The unidentified nude surfer at Snapper Rocks.
NUDE surfing has never achieved great popularity for two reasons.
Firstly, those pesky public decency laws ruin everyone's fun but, thankfully, keep us from going blind in the face of birthday-suited dinosaurs of the ocean.
And secondly, surfboard wax has a tendency to accumulate in uncomfortable areas.
Yet it is not always a choice as shown by this unidentified rider of Snapper Rocks' pushing 10ft Christmas Day cyclone swells.
Tweed photographer and beginner surfer Mark Humphry said he could relate to the subject he assumed was a Red Bull Big Wave Tow-in team member.
"There are times when my board shorts almost fall off," Mr Humphry said.
"But he was getting towed in, and it didn't seem like anyone else had noticed.
"I just absolutely started crapping myself laughing.
"I was standing on a tree because the tide was up over the road, and I don't think anyone else would have noticed because of the swell's size."
The swells which peaked at 8.5ft yesterday, according to coastalwatch.com.au, were indeed an immodest Christmas present for big wave revellers.
For those of you who can keep your pants on in the meantime wave size will drop by more than one foot per day until reaching a friendlier 3 to 4ft on Wednesday.
Mr Humphry said he had only started to get the "one with nature" feeling surfing offered.
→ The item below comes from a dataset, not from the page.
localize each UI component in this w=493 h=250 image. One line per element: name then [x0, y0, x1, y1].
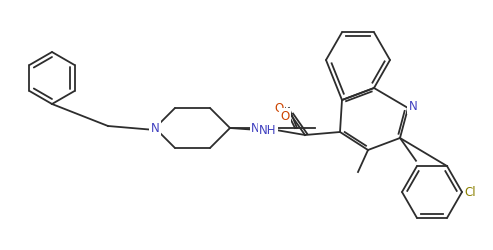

And he was not sure if that was what our buttock-baring-board-man and other big wave lovers were feeling or if it was something closer to pure fear.
"I think he was just stoked to be out there in these massive 10ft waves, and was not going to go in just because he'd lost his pants.
"I was photographing because the big swell was coming through and I wasn't going to miss some good people out there riding.
"I was thinking of getting back out there today," he said.
My Daily News surf reporter Andrew McKinnon said he had not seen such Christmas-Boxing Day swell since the 1960s and 1970s.
"In the early '60s we'd get these giant Boxing Day swells when I first learned to surf.
"1973 and '74 were the big cyclone years, but normally Christmas Day and Boxing Day get small swells.
"It's because this cyclone, instead of hitting land early went out to sea, and created long-lasting swells.
"Now it's heading down the coast and, as it heads away, the swell will gradually die off.
"The biggest and best will be seen today, because the weather is so good," Mr McKinnon said.